Texas Senator Ted Cruz was especially one to single her out as an implementer of policy that supports the Muslim Brotherhood.

“[The criticism] honestly didn’t bother me because I’ve been around for so long that it’s not personal,” she said. “Being American ambassador is not a popularity contest in any country, so you just have to go out there and do your job, and our job was to support a transition as difficult as it might be.”

Although many are skeptical that democracy is best option for Egypt at the moment, given the recent overthrow of the democratically-elected Morsi, Patterson believes that democracy is the only real solution over the long term.

“There’s no other choice, really, but to have the people speak. Because these societies in which they can’t speak, they are essentially doomed in my view,” Patterson said. “You have an economic system that’s unsustainable because its built on subsidies, you have an educational system that is nonfunctional, and after all these years of growth you have still 50 percent of the population in poverty. This can’t be sustained in the modern world, so there has to be some kind of system for the people to articulate their needs.”

 

Looking Forward

 

While Patterson recently served as the ambassador to Egypt, if confirmed as Head of the Bureau of Near Eastern Affairs, she will face the chaos that engulfs the entire Middle Eastern region, notably Syria.

Patterson believes that some form of American military intervention or strike is absolutely necessary in Syria. “First because chemical weapons have been banned since the First World War, and the sort of international standard on chemical weapons” has to be maintained, she said. “And second being U.S. credibility and the fact that if we don’t make a response, the repercussions in the region could be severe. We’d look weak and we can’t look weak.”

Patterson understands Americans’ skepticism considering the potential for escalation, America’s recent involvement in the region and the risky nature of supporting the opposition given some links to extremism, but still believes it is in our national interest to take military action.

“We cannot be powerless in this part of the world because it will have repercussions that we simply can’t predict,” she said.

Patterson mentioned that in a previous interview with a reporter, she was asked “why is it always on us?” She said, “It’s always on us because we are the United States of America. And that’s just the answer. We can do things that nobody else can do.”

Regardless, Patterson says this transition which  the entire region is going through will take decades. “We should not be under any illusion,” she said. “This is going to take years and years.”

In Patterson’s opinion, the U.S. and the rest of the international community have to do everything they can to build up the moderate forces, both military and civilian, that exist in the Middle East.
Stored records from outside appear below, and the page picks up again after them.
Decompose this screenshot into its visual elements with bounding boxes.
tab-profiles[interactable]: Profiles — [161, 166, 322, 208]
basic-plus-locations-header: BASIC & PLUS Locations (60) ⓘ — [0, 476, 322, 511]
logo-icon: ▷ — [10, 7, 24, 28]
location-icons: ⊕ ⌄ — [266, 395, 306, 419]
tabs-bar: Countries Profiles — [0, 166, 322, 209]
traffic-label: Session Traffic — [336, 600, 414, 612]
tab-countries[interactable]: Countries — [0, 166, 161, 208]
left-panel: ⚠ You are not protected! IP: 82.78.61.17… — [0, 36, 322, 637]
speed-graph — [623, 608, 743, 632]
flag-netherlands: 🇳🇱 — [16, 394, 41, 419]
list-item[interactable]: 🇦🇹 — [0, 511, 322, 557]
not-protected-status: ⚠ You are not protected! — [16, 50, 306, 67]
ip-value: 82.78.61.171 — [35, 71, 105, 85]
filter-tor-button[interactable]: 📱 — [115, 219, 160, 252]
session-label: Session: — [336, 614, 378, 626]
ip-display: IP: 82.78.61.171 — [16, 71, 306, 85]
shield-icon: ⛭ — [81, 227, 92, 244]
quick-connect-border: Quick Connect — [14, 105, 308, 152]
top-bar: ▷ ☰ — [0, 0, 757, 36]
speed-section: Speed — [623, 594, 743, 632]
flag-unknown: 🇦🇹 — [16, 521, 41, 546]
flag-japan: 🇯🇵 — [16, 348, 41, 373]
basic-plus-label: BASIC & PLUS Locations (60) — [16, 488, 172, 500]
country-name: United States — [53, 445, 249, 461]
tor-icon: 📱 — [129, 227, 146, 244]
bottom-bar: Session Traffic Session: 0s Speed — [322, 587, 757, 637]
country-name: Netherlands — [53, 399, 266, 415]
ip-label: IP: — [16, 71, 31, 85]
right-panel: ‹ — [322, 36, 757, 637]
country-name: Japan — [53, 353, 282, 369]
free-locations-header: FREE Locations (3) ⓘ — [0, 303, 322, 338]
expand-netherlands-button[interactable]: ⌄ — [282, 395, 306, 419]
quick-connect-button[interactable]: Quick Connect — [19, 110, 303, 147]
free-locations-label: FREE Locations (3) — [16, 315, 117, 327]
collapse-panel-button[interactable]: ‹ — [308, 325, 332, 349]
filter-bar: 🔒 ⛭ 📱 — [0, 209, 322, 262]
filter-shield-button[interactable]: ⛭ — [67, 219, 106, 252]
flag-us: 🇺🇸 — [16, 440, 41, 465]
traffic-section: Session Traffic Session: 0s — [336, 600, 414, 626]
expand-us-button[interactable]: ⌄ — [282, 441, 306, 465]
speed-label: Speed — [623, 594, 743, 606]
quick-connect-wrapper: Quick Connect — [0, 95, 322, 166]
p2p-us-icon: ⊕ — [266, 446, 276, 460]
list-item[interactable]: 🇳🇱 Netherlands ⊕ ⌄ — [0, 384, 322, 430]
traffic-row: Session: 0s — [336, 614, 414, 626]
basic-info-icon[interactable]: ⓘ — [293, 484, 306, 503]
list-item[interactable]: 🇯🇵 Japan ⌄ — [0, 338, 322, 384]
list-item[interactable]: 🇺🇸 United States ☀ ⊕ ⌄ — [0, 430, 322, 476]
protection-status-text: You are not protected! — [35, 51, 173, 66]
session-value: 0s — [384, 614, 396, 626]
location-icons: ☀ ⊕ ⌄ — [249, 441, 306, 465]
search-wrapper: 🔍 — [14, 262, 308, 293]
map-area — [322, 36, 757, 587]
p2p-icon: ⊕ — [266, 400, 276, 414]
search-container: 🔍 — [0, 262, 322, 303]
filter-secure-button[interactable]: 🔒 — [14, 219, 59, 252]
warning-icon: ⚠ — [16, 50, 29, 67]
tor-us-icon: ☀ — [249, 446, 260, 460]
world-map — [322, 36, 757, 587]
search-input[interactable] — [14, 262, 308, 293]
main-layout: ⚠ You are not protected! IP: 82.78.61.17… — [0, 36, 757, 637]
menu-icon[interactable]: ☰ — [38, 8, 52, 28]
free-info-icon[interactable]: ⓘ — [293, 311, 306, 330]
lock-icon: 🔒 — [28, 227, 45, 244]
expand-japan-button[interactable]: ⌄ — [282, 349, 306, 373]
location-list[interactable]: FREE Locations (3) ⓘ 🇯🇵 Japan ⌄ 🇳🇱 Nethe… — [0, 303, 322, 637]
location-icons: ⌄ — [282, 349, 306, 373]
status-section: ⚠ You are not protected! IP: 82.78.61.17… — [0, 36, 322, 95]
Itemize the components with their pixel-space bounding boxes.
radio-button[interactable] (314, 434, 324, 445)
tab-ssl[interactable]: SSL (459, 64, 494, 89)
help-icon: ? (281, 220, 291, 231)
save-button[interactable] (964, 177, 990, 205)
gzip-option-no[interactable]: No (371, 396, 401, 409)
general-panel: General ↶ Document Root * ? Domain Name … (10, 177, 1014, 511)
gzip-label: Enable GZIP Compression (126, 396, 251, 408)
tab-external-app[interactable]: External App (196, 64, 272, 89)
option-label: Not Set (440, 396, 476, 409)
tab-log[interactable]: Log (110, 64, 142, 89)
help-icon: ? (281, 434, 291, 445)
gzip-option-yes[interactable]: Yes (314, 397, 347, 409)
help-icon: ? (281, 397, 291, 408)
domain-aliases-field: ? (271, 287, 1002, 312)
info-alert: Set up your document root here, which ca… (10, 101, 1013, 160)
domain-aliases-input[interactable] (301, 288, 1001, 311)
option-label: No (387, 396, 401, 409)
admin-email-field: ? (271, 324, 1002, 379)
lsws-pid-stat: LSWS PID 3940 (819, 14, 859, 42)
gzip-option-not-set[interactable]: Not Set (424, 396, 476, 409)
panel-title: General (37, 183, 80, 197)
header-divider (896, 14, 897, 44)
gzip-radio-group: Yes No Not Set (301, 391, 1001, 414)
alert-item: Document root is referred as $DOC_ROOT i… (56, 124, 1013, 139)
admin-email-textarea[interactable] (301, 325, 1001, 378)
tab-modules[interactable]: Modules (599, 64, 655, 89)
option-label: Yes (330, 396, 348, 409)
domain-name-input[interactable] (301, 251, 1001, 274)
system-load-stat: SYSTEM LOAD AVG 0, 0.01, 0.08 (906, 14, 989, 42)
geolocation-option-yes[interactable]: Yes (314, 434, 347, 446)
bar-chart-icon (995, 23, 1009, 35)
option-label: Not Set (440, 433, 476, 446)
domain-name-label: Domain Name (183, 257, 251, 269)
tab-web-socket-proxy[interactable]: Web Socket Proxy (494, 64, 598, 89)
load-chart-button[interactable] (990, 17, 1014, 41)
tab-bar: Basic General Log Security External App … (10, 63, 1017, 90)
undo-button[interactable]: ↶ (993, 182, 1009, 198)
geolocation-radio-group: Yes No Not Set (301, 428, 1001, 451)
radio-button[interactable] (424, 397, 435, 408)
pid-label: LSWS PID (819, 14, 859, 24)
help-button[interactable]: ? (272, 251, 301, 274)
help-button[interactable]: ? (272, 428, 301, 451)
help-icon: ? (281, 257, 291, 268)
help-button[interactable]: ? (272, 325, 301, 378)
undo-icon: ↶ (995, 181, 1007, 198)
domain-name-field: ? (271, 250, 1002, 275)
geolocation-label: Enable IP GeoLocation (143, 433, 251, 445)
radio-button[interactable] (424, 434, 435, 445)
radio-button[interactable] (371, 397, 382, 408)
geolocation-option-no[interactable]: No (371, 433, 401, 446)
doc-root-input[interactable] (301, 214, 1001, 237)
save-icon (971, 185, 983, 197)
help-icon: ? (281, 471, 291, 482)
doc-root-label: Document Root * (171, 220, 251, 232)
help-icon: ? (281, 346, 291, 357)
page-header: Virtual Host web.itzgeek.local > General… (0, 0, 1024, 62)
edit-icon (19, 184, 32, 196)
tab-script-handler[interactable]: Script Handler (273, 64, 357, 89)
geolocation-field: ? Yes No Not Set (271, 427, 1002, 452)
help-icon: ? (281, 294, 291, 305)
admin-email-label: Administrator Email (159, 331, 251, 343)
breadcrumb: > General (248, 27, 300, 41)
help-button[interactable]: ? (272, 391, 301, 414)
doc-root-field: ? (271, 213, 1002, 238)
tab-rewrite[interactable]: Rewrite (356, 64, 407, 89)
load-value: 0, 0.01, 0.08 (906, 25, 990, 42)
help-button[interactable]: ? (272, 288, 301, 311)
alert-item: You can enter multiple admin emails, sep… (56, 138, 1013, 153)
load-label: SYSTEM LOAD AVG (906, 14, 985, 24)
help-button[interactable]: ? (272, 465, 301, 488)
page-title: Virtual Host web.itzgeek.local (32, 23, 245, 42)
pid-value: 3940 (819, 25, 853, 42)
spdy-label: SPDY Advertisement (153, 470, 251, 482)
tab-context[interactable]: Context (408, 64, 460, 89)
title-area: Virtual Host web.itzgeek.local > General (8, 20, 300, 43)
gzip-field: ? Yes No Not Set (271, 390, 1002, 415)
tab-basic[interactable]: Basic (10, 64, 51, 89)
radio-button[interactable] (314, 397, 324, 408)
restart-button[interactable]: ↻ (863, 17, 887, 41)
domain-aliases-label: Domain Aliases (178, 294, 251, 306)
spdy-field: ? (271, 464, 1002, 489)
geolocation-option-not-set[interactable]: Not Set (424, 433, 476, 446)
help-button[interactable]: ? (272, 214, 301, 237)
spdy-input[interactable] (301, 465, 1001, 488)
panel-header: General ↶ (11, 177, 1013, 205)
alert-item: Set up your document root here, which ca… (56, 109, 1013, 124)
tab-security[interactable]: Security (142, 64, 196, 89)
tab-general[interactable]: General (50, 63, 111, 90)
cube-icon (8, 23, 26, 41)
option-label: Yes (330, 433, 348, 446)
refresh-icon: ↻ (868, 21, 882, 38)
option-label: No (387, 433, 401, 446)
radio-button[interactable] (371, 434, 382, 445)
In addition, she believes there is a balance to strike between maintaining U.S. credibility while also having domestic support.

“The key is being engaged and staying relevant to the situation, and in Syria we’re going to have to do that,” she said. “It’s going to be so frustrating and so full of reverses, but we have to stay involved in these countries.”
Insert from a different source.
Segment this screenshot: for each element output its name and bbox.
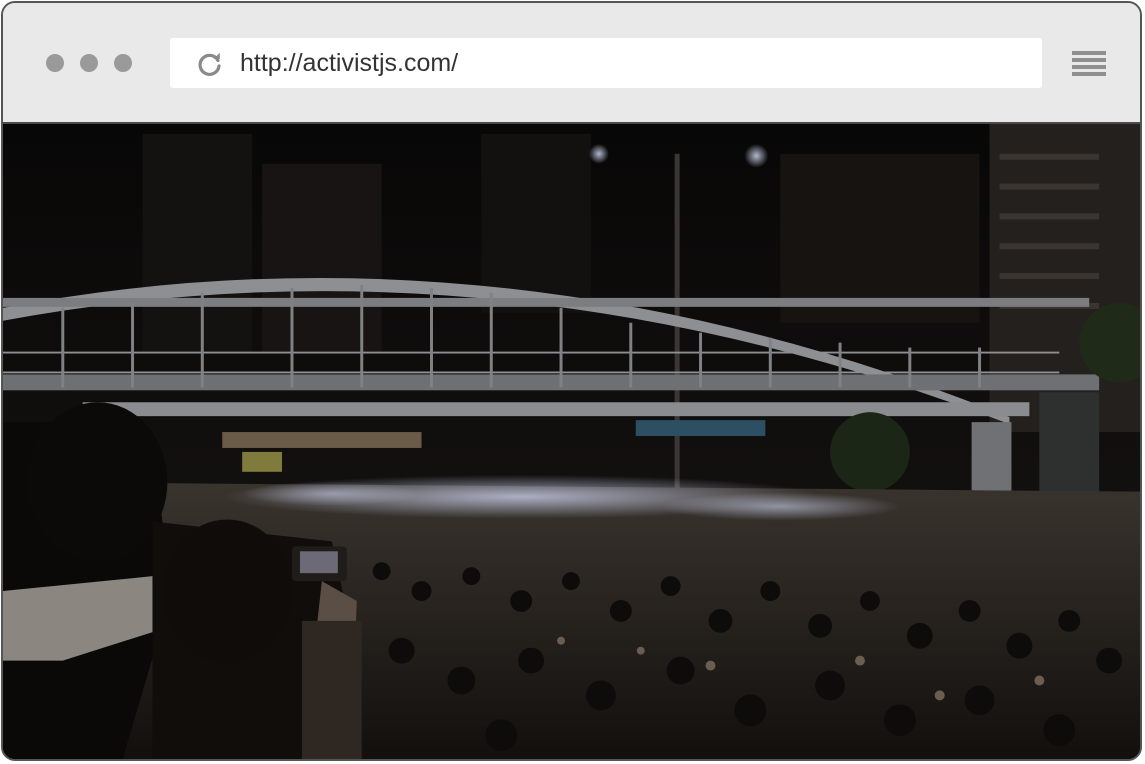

Patterson said she hopes to bring some more rational stability to the Middle East before leaving the Foreign Service. She’s deeply interested in the access these countries have to the U.S. market and also strives to make the U.S. more efficient in its delivery of some of its programs to these countries.
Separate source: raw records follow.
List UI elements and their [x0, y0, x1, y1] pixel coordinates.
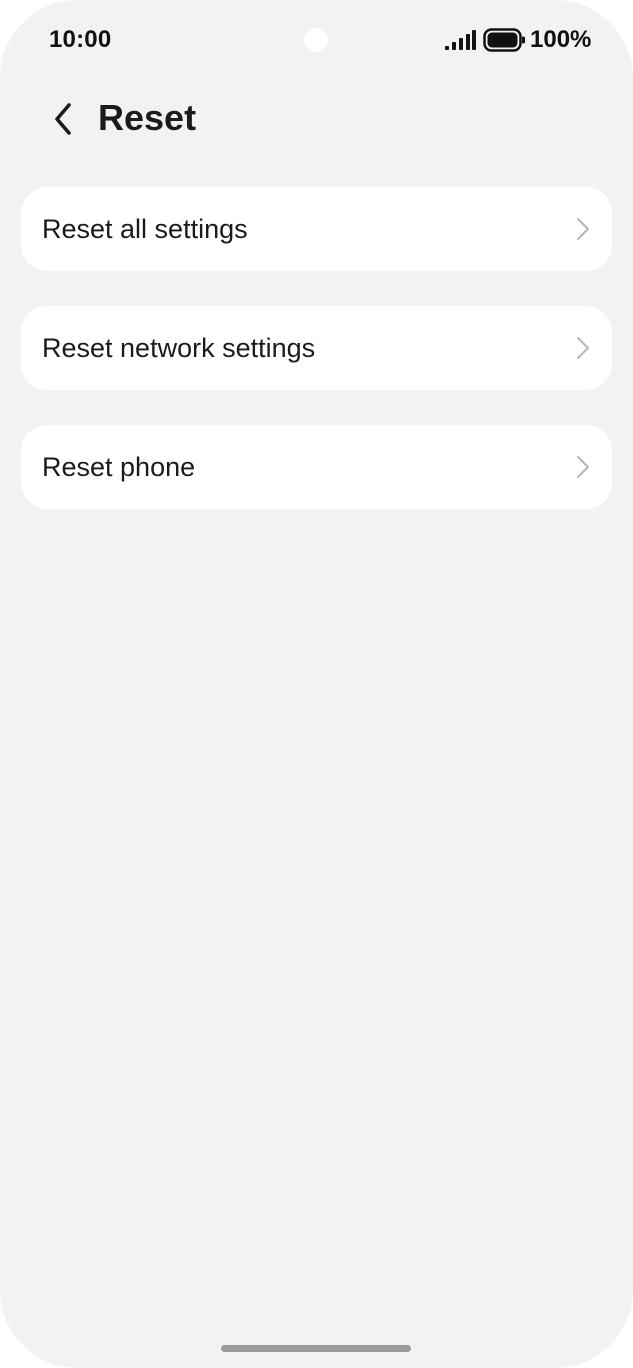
chevron-right-icon	[577, 456, 589, 478]
chevron-right-icon	[577, 218, 589, 240]
battery-percentage: 100%	[530, 26, 592, 53]
page-header: Reset	[0, 90, 633, 150]
list-item-label: Reset network settings	[42, 333, 316, 363]
reset-network-settings-item[interactable]: Reset network settings	[21, 306, 612, 390]
list-item-label: Reset phone	[42, 452, 196, 482]
battery-icon	[483, 28, 525, 52]
reset-all-settings-item[interactable]: Reset all settings	[21, 187, 612, 271]
list-item-label: Reset all settings	[42, 214, 248, 244]
status-time: 10:00	[49, 26, 112, 53]
phone-screen: 10:00 100% Reset Reset all settings Rese…	[0, 0, 633, 1368]
status-bar: 10:00 100%	[0, 0, 633, 80]
settings-list: Reset all settings Reset network setting…	[21, 187, 612, 544]
chevron-left-icon	[55, 103, 71, 135]
cellular-signal-icon	[445, 30, 476, 50]
page-title: Reset	[98, 97, 197, 138]
front-camera	[304, 28, 328, 52]
chevron-right-icon	[577, 337, 589, 359]
home-indicator[interactable]	[221, 1345, 411, 1352]
back-button[interactable]	[40, 96, 86, 142]
reset-phone-item[interactable]: Reset phone	[21, 425, 612, 509]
“My expectations are modest because I know the situation is hugely complex,” she said.

Hockaday looks to Patterson with admiration and pride in knowing that it has produced such a remarkable world leader.

“She is a woman of great accomplishment and intellect, and it is wonderful to see her recognized with [a nomination for] this most important position,” Eugene McDermott Headmistress Kim Wargo said. “At a time when there is great turmoil in many parts of the world, it is affirming to know that a Hockadaisy is using her leadership and wisdom to make a difference in world affairs.”